About the 3rd bullet, if "פתיחה לפירוש התורה" has URI ramban-tanach-1-1, that clashes with book 1 perek 1 which has the same URI. Or do you think book 1 perek 1 should have URI ramban-tanach-1-2? I think that would make it more confusing. Maybe Hakdama properties will have URI ramban-tanach-1-0-X, when 0 means it's hakdama. In Bereshit this would make the first hakdama 1-0-1 and "פתיחה לפירוש התורה" number 1-0-1. Is this acceptable? I just want to be clear on what you prefer. Thanks
About the 4th bullet, they seem parsed fine. The "במדבר" book simply has the same last line the previous verse has the hakdama, and only the last line is similiar. You can see this in the raw text. In "דברים" I can't see a place where the hakdama is added to the previous element.

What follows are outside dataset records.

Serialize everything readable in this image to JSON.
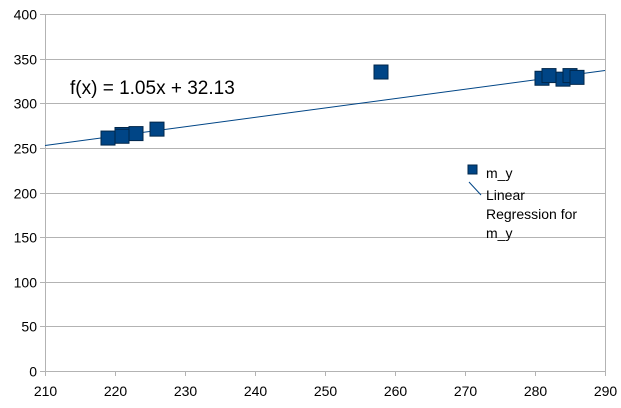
{
  "chart_data": {
    "type": "scatter",
    "xlim": [
      210,
      290
    ],
    "ylim": [
      0,
      400
    ],
    "x_ticks": [
      210,
      220,
      230,
      240,
      250,
      260,
      270,
      280,
      290
    ],
    "y_ticks": [
      0,
      50,
      100,
      150,
      200,
      250,
      300,
      350,
      400
    ],
    "x_tick_labels": [
      "210",
      "220",
      "230",
      "240",
      "250",
      "260",
      "270",
      "280",
      "290"
    ],
    "y_tick_labels": [
      "0",
      "50",
      "100",
      "150",
      "200",
      "250",
      "300",
      "350",
      "400"
    ],
    "grid": "horizontal",
    "series": [
      {
        "name": "m_y",
        "color": "#004586",
        "marker": "square",
        "points": [
          {
            "x": 219,
            "y": 261
          },
          {
            "x": 221,
            "y": 265
          },
          {
            "x": 221,
            "y": 263
          },
          {
            "x": 223,
            "y": 266
          },
          {
            "x": 226,
            "y": 271
          },
          {
            "x": 258,
            "y": 335
          },
          {
            "x": 281,
            "y": 328
          },
          {
            "x": 282,
            "y": 331
          },
          {
            "x": 284,
            "y": 327
          },
          {
            "x": 285,
            "y": 331
          },
          {
            "x": 286,
            "y": 329
          }
        ]
      }
    ],
    "trendline": {
      "name": "Linear Regression for m_y",
      "slope": 1.05,
      "intercept": 32.13,
      "color": "#004586",
      "equation_label": "f(x) = 1.05x + 32.13"
    },
    "legend": {
      "placement": "right",
      "entries": [
        "m_y",
        "Linear",
        "Regression for",
        "m_y"
      ]
    }
  }
}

My edit about the 4th bullet is new so I'll write it again in this comment: About the 4th bullet, they seem parsed fine. The "במדבר" book simply has the same last line the previous verse has the hakdama, and only the last line is similiar. You can see this in the raw text. In "דברים" I can't see a place where the hakdama is added to the previous element.
About the clash, I see now what you mean. The other URIs also have the pasuk property so they are triplets (book, perek, pasuk). The hakdama don't have pasuk property so they will be pairs. So you would prefer if "פתיחה לפירוש התורה" had URI ramban-tanach-1-1?
Updated Parser and json file in jbs-data with the comments. This is currently the "בראשית פתיחה לפירוש התורה" text element. I only wasn't sure about what should i put on the "interprets" quality, since it doesn't interpret bereshit perek 1 (so 1-1 wouldn't fit).
"jbo:book": "jbr:book-ramban",
"uri": "jbr:text-ramban-tanach-1-1",
"jbo:position": "2",
"rdfs:label": "רמב\"ן בראשית פתיחה לפירוש התורה",
"jbo:interprets": "jbr:text-tanach-1-0",
"jbo:name": "רמב\"ן",
"jbo:text": "משה רבנו כתב הספר הזה עם התורה כולה מפיו של הקב\"ה. והקרוב שכתב זה בהר סיני, כי שם נאמר לו: \"עלה אלי ההרה והיה שם, ואתנה לך את לוחות האבן........."
Didn't put all the text because it's too long. Is this format ok?
Looks OK. for the hakdamot no need for any interprets attribute.
OK so on the hakdamot I will remove the interprets property.
So I will write a few tests and I assume I'm done with RambanParser. I'm waiting on the files of the other mefarshim
A raw file was added under "ramban". Note there are some "הקדמה" elements that should be treated as well (think of a proper uri).